Arrests as Vietnam breaks up rally against China’s ‘invasion’ of Paracel islands
Vietnamese police on Thursday scuffled with activists marking the 1974 Chinese invasion of a disputed island chain as they arrested several people and dispersed journalists.
About 100 people gathered in central Hanoi for the 43rd anniversary of the Chinese takeover of the Paracel islands in the South China Sea - territory claimed by both nations that remains a diplomatic flashpoint.
In a rare act of public defiance in the communist nation, activists chanted “Down with the invaders!” and held banners against the “age-old enemy” near the capital’s Hoan Kiem Lake.
Plainclothes police swiftly swooped in, snatching banners away and hauling at least a dozen people into a nearby bus.
Journalists were unceremoniously ordered to leave the scene and turn off cameras.
Though Hanoi and Beijing routinely trade barbs over contested territory in the South China Sea, Vietnam often breaks up anti-China protests to avoid stoking anger from regional powerhouse China.
The Paracels remain a bitter bone of contention between the neighbours.
China has controlled the islands since invading them shortly after US-backed Vietnamese soldiers withdrew in 1974.
The attack left 70 Vietnamese soldiers dead.
Activists called on Vietnam to take a tougher stance with China.

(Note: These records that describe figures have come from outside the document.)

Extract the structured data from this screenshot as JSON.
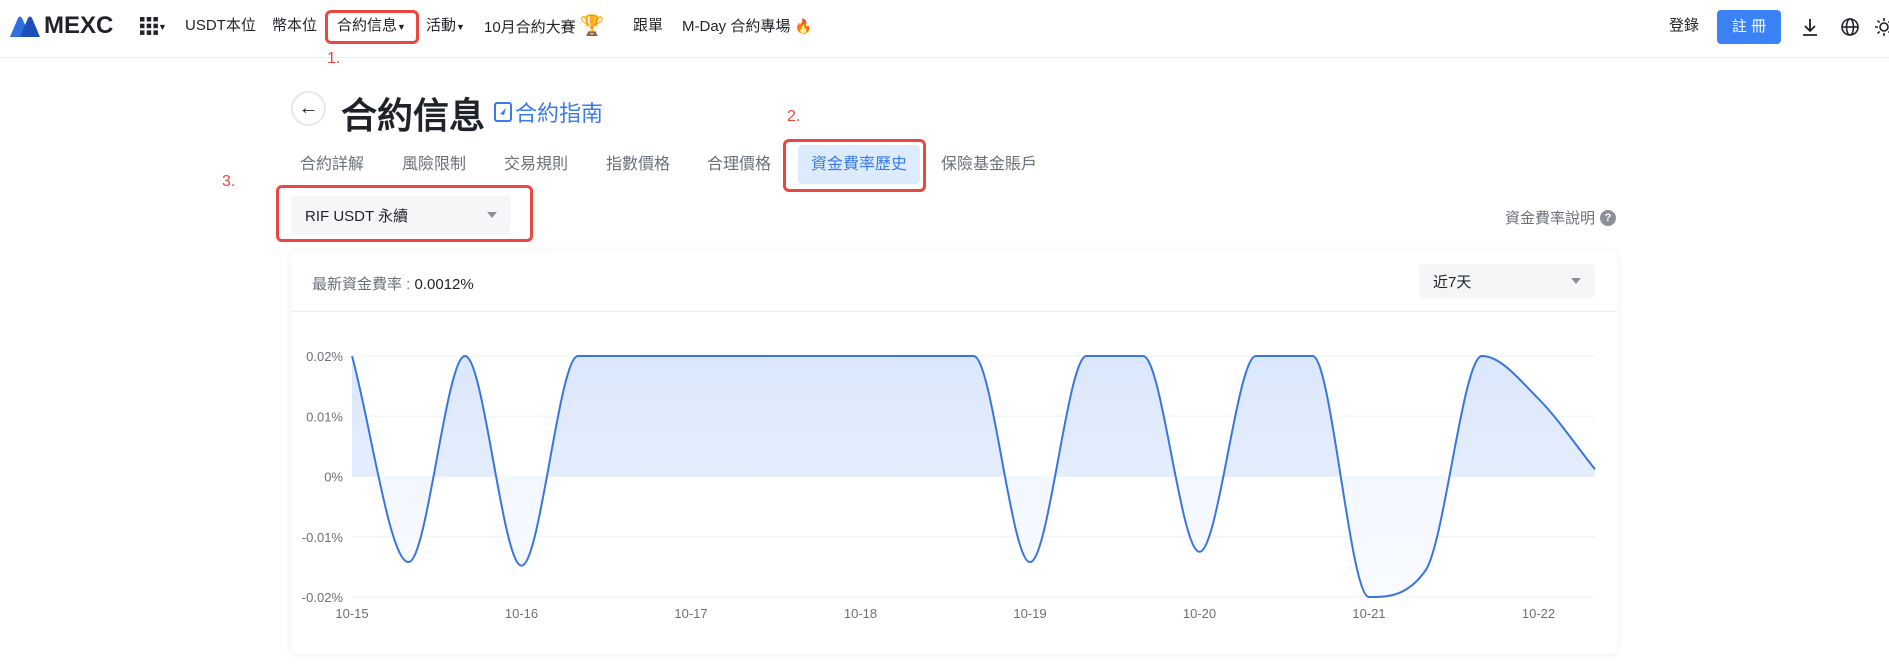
{
  "nav": {
    "logo": "MEXC",
    "items": [
      {
        "label": "USDT本位"
      },
      {
        "label": "幣本位"
      },
      {
        "label": "合約信息"
      },
      {
        "label": "活動"
      },
      {
        "label": "10月合約大賽"
      },
      {
        "label": "跟單"
      },
      {
        "label": "M-Day 合約專場"
      }
    ],
    "login": "登錄",
    "register": "註 冊"
  },
  "annotations": [
    "1.",
    "2.",
    "3."
  ],
  "page": {
    "title": "合約信息",
    "guide_link": "合約指南",
    "tabs": [
      {
        "label": "合約詳解"
      },
      {
        "label": "風險限制"
      },
      {
        "label": "交易規則"
      },
      {
        "label": "指數價格"
      },
      {
        "label": "合理價格"
      },
      {
        "label": "資金費率歷史",
        "active": true
      },
      {
        "label": "保險基金賬戶"
      }
    ],
    "contract_select": "RIF USDT 永續",
    "funding_help": "資金費率說明",
    "latest_rate_label": "最新資金費率 : ",
    "latest_rate_value": "0.0012%",
    "period_select": "近7天"
  },
  "colors": {
    "accent": "#3b82f6",
    "line": "#3a75de",
    "annotation": "#e9473f"
  },
  "chart_data": {
    "type": "area",
    "x_ticks": [
      "10-15",
      "10-16",
      "10-17",
      "10-18",
      "10-19",
      "10-20",
      "10-21",
      "10-22"
    ],
    "y_ticks": [
      "0.02%",
      "0.01%",
      "0%",
      "-0.01%",
      "-0.02%"
    ],
    "ylim": [
      -0.02,
      0.02
    ],
    "y_unit": "%",
    "grid": true,
    "x": [
      "10-15 00:00",
      "10-15 08:00",
      "10-15 16:00",
      "10-16 00:00",
      "10-16 08:00",
      "10-16 16:00",
      "10-17 00:00",
      "10-17 08:00",
      "10-17 16:00",
      "10-18 00:00",
      "10-18 08:00",
      "10-18 16:00",
      "10-19 00:00",
      "10-19 08:00",
      "10-19 16:00",
      "10-20 00:00",
      "10-20 08:00",
      "10-20 16:00",
      "10-21 00:00",
      "10-21 08:00",
      "10-21 16:00",
      "10-22 00:00",
      "10-22 08:00"
    ],
    "values": [
      0.02,
      -0.0142,
      0.02,
      -0.0148,
      0.02,
      0.02,
      0.02,
      0.02,
      0.02,
      0.02,
      0.02,
      0.02,
      -0.0142,
      0.02,
      0.02,
      -0.0125,
      0.02,
      0.02,
      -0.02,
      -0.0156,
      0.02,
      0.0129,
      0.0012
    ]
  }
}
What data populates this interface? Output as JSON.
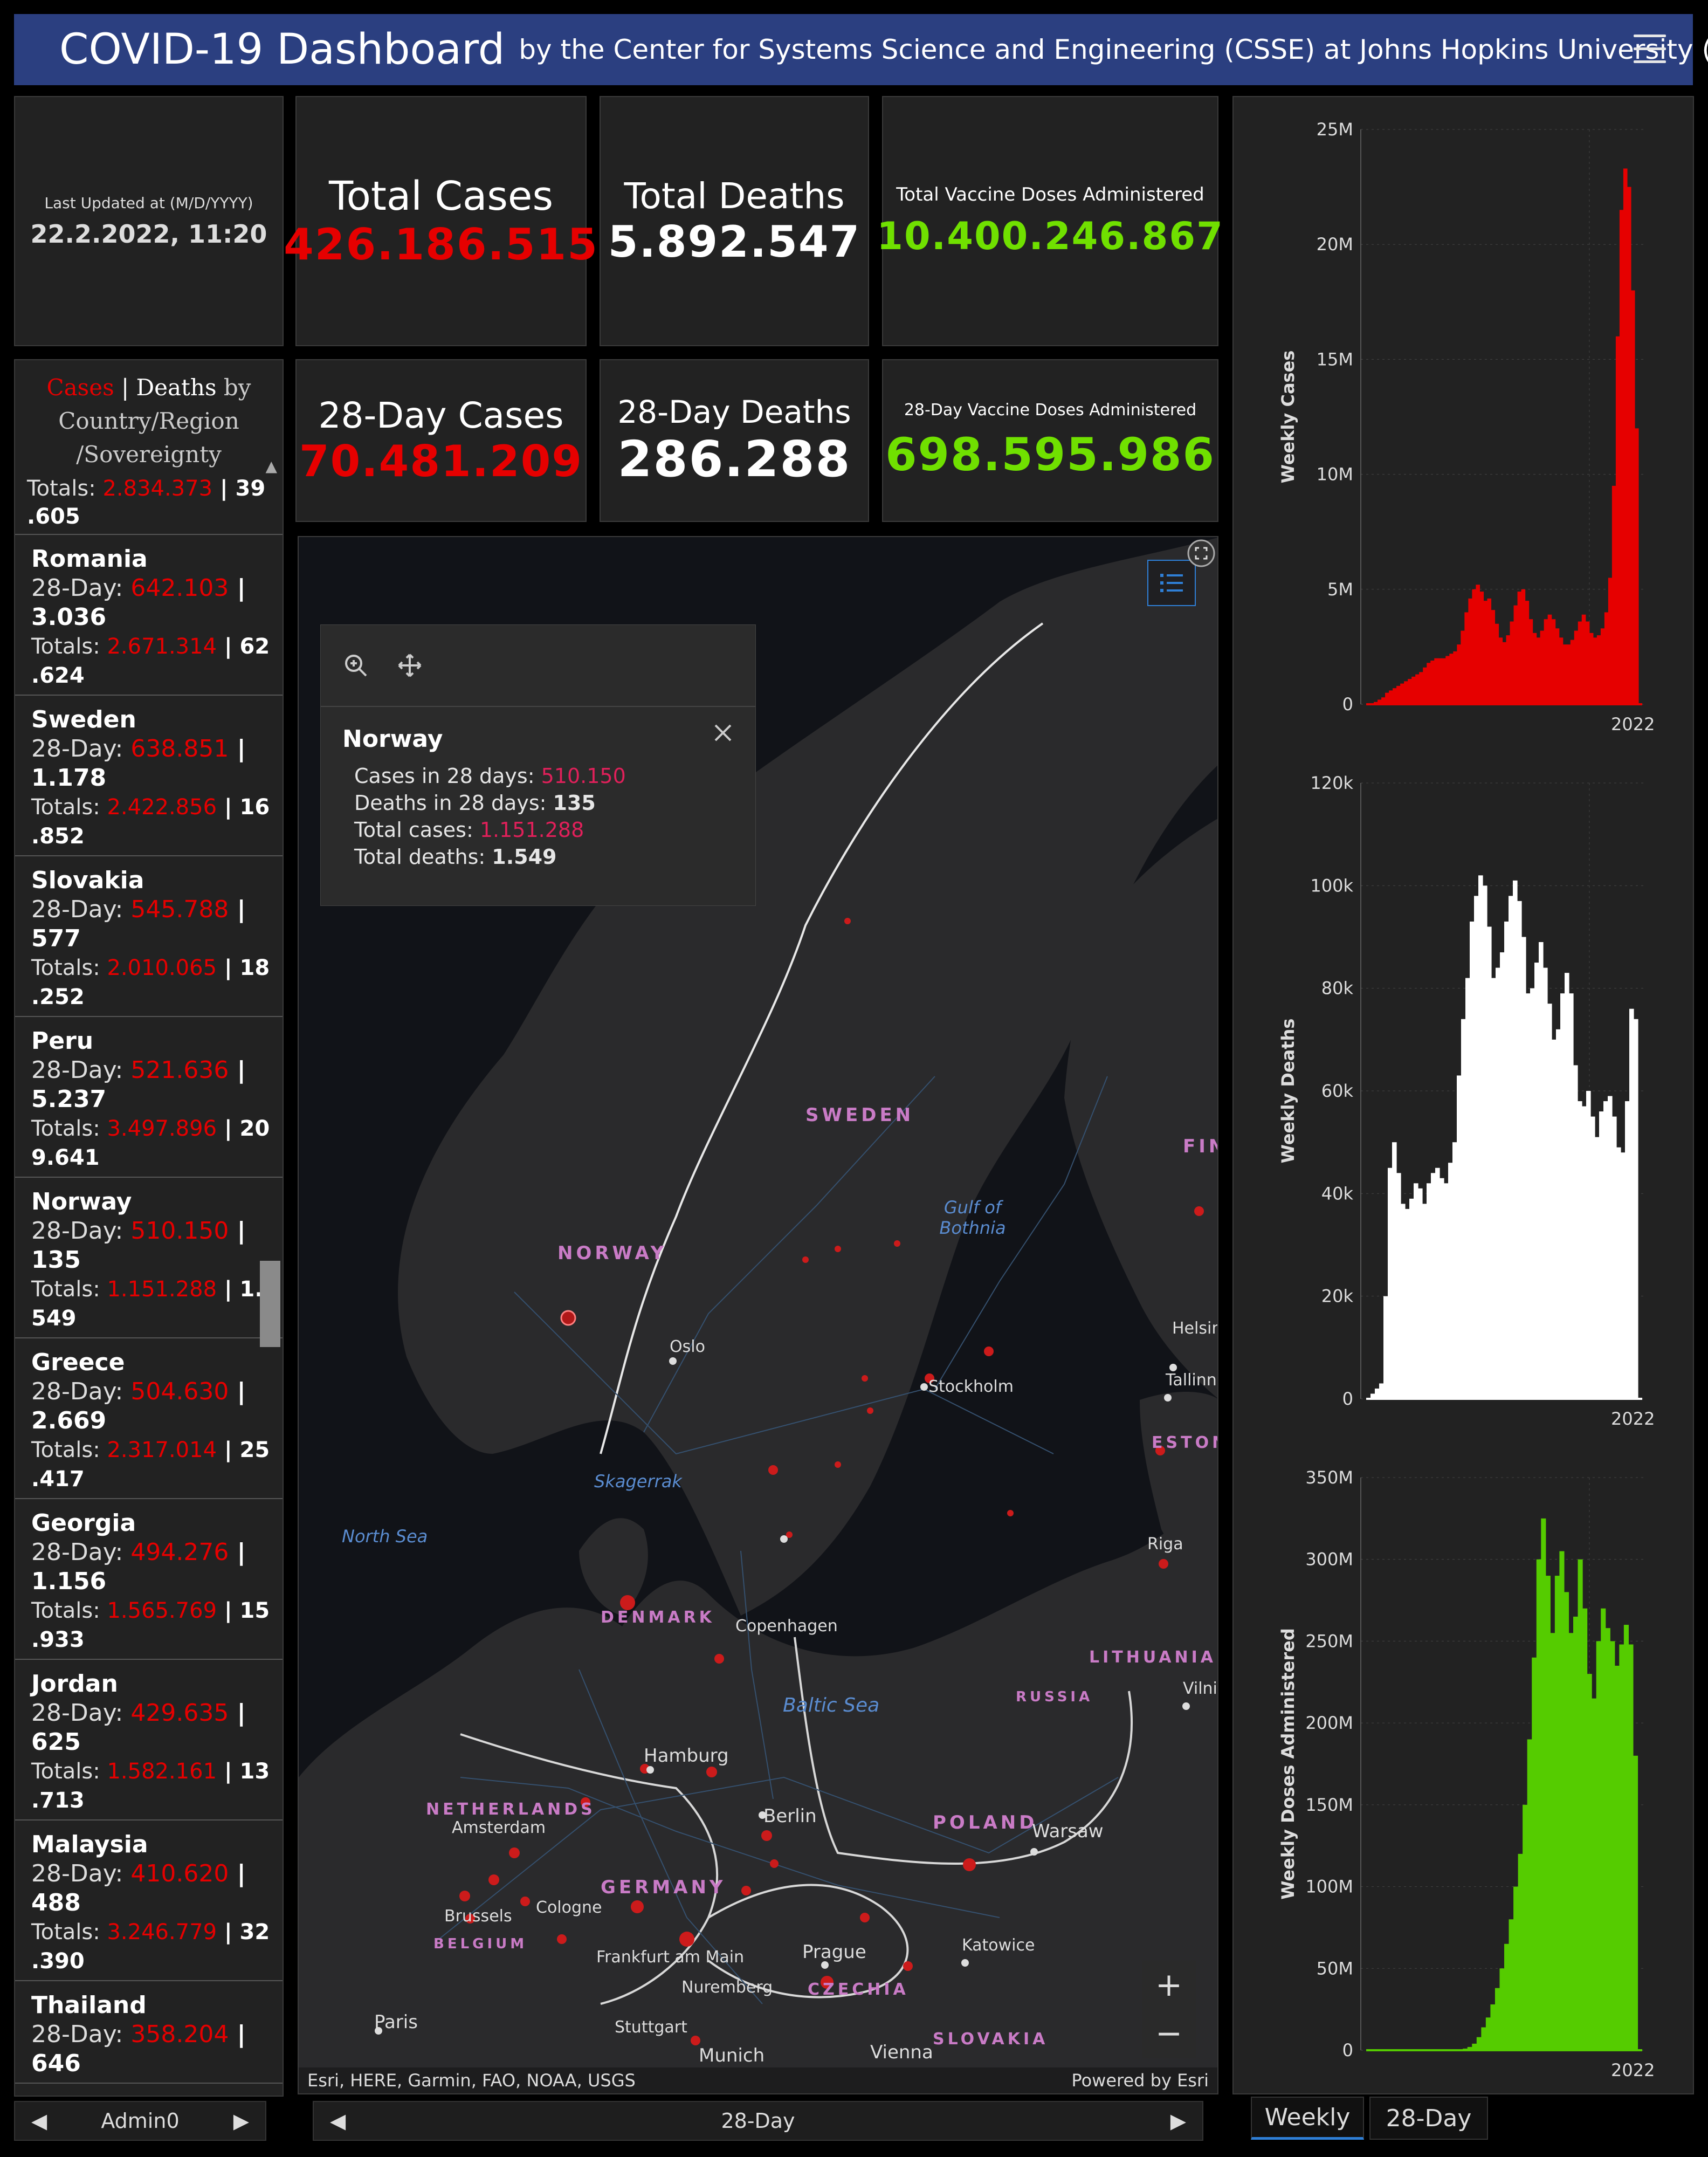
{
  "header": {
    "title": "COVID-19 Dashboard",
    "subtitle": "by the Center for Systems Science and Engineering (CSSE) at Johns Hopkins University (JHU)"
  },
  "last_updated": {
    "label": "Last Updated at (M/D/YYYY)",
    "value": "22.2.2022, 11:20"
  },
  "stats": {
    "total_cases": {
      "label": "Total Cases",
      "value": "426.186.515"
    },
    "total_deaths": {
      "label": "Total Deaths",
      "value": "5.892.547"
    },
    "total_vaccine": {
      "label": "Total Vaccine Doses Administered",
      "value": "10.400.246.867"
    },
    "cases_28": {
      "label": "28-Day Cases",
      "value": "70.481.209"
    },
    "deaths_28": {
      "label": "28-Day Deaths",
      "value": "286.288"
    },
    "vaccine_28": {
      "label": "28-Day Vaccine Doses Administered",
      "value": "698.595.986"
    }
  },
  "list": {
    "title_cases": "Cases",
    "title_sep": " | ",
    "title_deaths": "Deaths",
    "title_rest": " by Country/Region /Sovereignty",
    "top_totals": {
      "label": "Totals: ",
      "cases": "2.834.373",
      "sep": " | ",
      "deaths_a": "39",
      "deaths_b": ".605"
    },
    "day_label": "28-Day: ",
    "totals_label": "Totals: ",
    "sep": " | ",
    "rows": [
      {
        "name": "Romania",
        "cases28": "642.103",
        "deaths28": "3.036",
        "cases": "2.671.314",
        "deaths_a": "62",
        "deaths_b": ".624"
      },
      {
        "name": "Sweden",
        "cases28": "638.851",
        "deaths28": "1.178",
        "cases": "2.422.856",
        "deaths_a": "16",
        "deaths_b": ".852"
      },
      {
        "name": "Slovakia",
        "cases28": "545.788",
        "deaths28": "577",
        "cases": "2.010.065",
        "deaths_a": "18",
        "deaths_b": ".252"
      },
      {
        "name": "Peru",
        "cases28": "521.636",
        "deaths28": "5.237",
        "cases": "3.497.896",
        "deaths_a": "20",
        "deaths_b": "9.641"
      },
      {
        "name": "Norway",
        "cases28": "510.150",
        "deaths28": "135",
        "cases": "1.151.288",
        "deaths_a": "1.",
        "deaths_b": "549"
      },
      {
        "name": "Greece",
        "cases28": "504.630",
        "deaths28": "2.669",
        "cases": "2.317.014",
        "deaths_a": "25",
        "deaths_b": ".417"
      },
      {
        "name": "Georgia",
        "cases28": "494.276",
        "deaths28": "1.156",
        "cases": "1.565.769",
        "deaths_a": "15",
        "deaths_b": ".933"
      },
      {
        "name": "Jordan",
        "cases28": "429.635",
        "deaths28": "625",
        "cases": "1.582.161",
        "deaths_a": "13",
        "deaths_b": ".713"
      },
      {
        "name": "Malaysia",
        "cases28": "410.620",
        "deaths28": "488",
        "cases": "3.246.779",
        "deaths_a": "32",
        "deaths_b": ".390"
      },
      {
        "name": "Thailand",
        "cases28": "358.204",
        "deaths28": "646",
        "cases": "",
        "deaths_a": "",
        "deaths_b": ""
      }
    ]
  },
  "popup": {
    "title": "Norway",
    "cases28_label": "Cases in 28 days: ",
    "cases28": "510.150",
    "deaths28_label": "Deaths in 28 days: ",
    "deaths28": "135",
    "cases_label": "Total cases: ",
    "cases": "1.151.288",
    "deaths_label": "Total deaths: ",
    "deaths": "1.549"
  },
  "map": {
    "countries": [
      "SWEDEN",
      "NORWAY",
      "DENMARK",
      "NETHERLANDS",
      "GERMANY",
      "POLAND",
      "LITHUANIA",
      "RUSSIA",
      "CZECHIA",
      "SLOVAKIA",
      "BELGIUM",
      "ESTONI",
      "FIN"
    ],
    "cities": [
      "Oslo",
      "Stockholm",
      "Helsin",
      "Tallinn",
      "Riga",
      "Copenhagen",
      "Hamburg",
      "Berlin",
      "Amsterdam",
      "Brussels",
      "Cologne",
      "Frankfurt am Main",
      "Prague",
      "Warsaw",
      "Katowice",
      "Nuremberg",
      "Stuttgart",
      "Munich",
      "Vienna",
      "Paris",
      "Vilni"
    ],
    "seas": [
      "Gulf of Bothnia",
      "Skagerrak",
      "North Sea",
      "Baltic Sea"
    ],
    "attribution_left": "Esri, HERE, Garmin, FAO, NOAA, USGS",
    "attribution_right": "Powered by Esri"
  },
  "charts": {
    "cases": {
      "ylabel": "Weekly Cases",
      "ticks": [
        "25M",
        "20M",
        "15M",
        "10M",
        "5M",
        "0"
      ],
      "xtick": "2022",
      "color": "#e60000"
    },
    "deaths": {
      "ylabel": "Weekly Deaths",
      "ticks": [
        "120k",
        "100k",
        "80k",
        "60k",
        "40k",
        "20k",
        "0"
      ],
      "xtick": "2022",
      "color": "#ffffff"
    },
    "vaccine": {
      "ylabel": "Weekly Doses Administered",
      "ticks": [
        "350M",
        "300M",
        "250M",
        "200M",
        "150M",
        "100M",
        "50M",
        "0"
      ],
      "xtick": "2022",
      "color": "#55cc00"
    }
  },
  "chart_data": [
    {
      "type": "area",
      "ylabel": "Weekly Cases",
      "ylim": [
        0,
        25000000
      ],
      "xtick": "2022",
      "values": [
        0,
        0,
        0.1,
        0.2,
        0.3,
        0.5,
        0.6,
        0.7,
        0.8,
        0.9,
        1.0,
        1.1,
        1.2,
        1.3,
        1.4,
        1.6,
        1.8,
        1.9,
        2.0,
        2.0,
        2.0,
        2.1,
        2.2,
        2.3,
        2.6,
        3.2,
        4.0,
        4.6,
        5.0,
        5.2,
        4.9,
        4.5,
        4.6,
        4.1,
        3.5,
        2.9,
        2.7,
        3.0,
        3.6,
        4.3,
        4.9,
        5.0,
        4.5,
        3.7,
        3.1,
        2.9,
        3.2,
        3.7,
        3.9,
        3.7,
        3.3,
        2.9,
        2.6,
        2.6,
        2.8,
        3.2,
        3.6,
        3.9,
        3.6,
        3.1,
        2.9,
        3.0,
        3.3,
        4.0,
        5.5,
        9.5,
        16.0,
        21.5,
        23.3,
        22.5,
        18.0,
        12.0,
        0
      ]
    },
    {
      "type": "area",
      "ylabel": "Weekly Deaths",
      "ylim": [
        0,
        120000
      ],
      "xtick": "2022",
      "values": [
        0,
        1,
        2,
        3,
        20,
        45,
        50,
        44,
        38,
        37,
        39,
        42,
        41,
        38,
        42,
        44,
        45,
        43,
        42,
        46,
        50,
        63,
        74,
        82,
        93,
        98,
        102,
        100,
        92,
        82,
        84,
        87,
        93,
        98,
        101,
        97,
        90,
        79,
        80,
        85,
        89,
        84,
        77,
        70,
        72,
        79,
        83,
        79,
        65,
        58,
        57,
        60,
        55,
        51,
        56,
        58,
        59,
        55,
        49,
        48,
        58,
        76,
        74,
        0
      ]
    },
    {
      "type": "area",
      "ylabel": "Weekly Doses Administered",
      "ylim": [
        0,
        350000000
      ],
      "xtick": "2022",
      "values": [
        0,
        0,
        0,
        0,
        0,
        0,
        0,
        0,
        0,
        0,
        0,
        0,
        0,
        0,
        0,
        0,
        0,
        0,
        0,
        0,
        0,
        1,
        2,
        4,
        8,
        14,
        20,
        28,
        38,
        50,
        65,
        80,
        100,
        120,
        150,
        190,
        240,
        300,
        325,
        290,
        255,
        290,
        305,
        280,
        255,
        265,
        300,
        270,
        230,
        215,
        250,
        270,
        258,
        250,
        235,
        248,
        260,
        248,
        180,
        0
      ]
    }
  ],
  "bottom": {
    "pager_left": "Admin0",
    "pager_map": "28-Day",
    "tab_weekly": "Weekly",
    "tab_28": "28-Day"
  }
}
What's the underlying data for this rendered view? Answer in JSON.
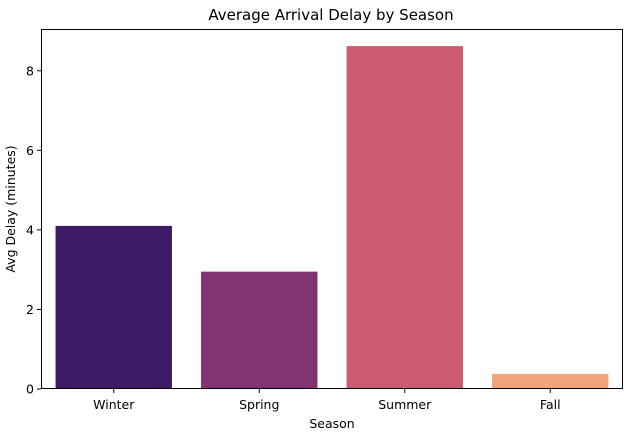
{
  "chart_data": {
    "type": "bar",
    "title": "Average Arrival Delay by Season",
    "xlabel": "Season",
    "ylabel": "Avg Delay (minutes)",
    "categories": [
      "Winter",
      "Spring",
      "Summer",
      "Fall"
    ],
    "values": [
      4.1,
      2.95,
      8.62,
      0.38
    ],
    "colors": [
      "#3d1a64",
      "#823373",
      "#cc5a71",
      "#f2a57b"
    ],
    "ylim": [
      0,
      9.05
    ],
    "yticks": [
      0,
      2,
      4,
      6,
      8
    ],
    "grid": false,
    "legend": "none"
  }
}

“I think Vietnam must be determined towards China... to get back Hoang Sa and Truong Sa Islands,” said activist Pham Van Troi, 46, using Vietnamese names for the Paracels and the nearby Spratly islands, which are also disputed.
Beijing lays claim to virtually all of the South China Sea, and has built up islands capable of hosting military installations.
The Philippines, Vietnam, Malaysia, Brunei and Taiwan have also sparred with Beijing over territory in the disputed waterway.
Tensions have eased slightly in recent months but the issue remains a potential global flashpoint.
In 2014 China moved a controversial oil rig into contested territory, prompting deadly riots in Vietnam.
Last week Chinese state media reacted with fury to comments by US secretary of state nominee Rex Tillerson that he would seek to deny Beijing access to the artificial islands it has built up in the contested sea.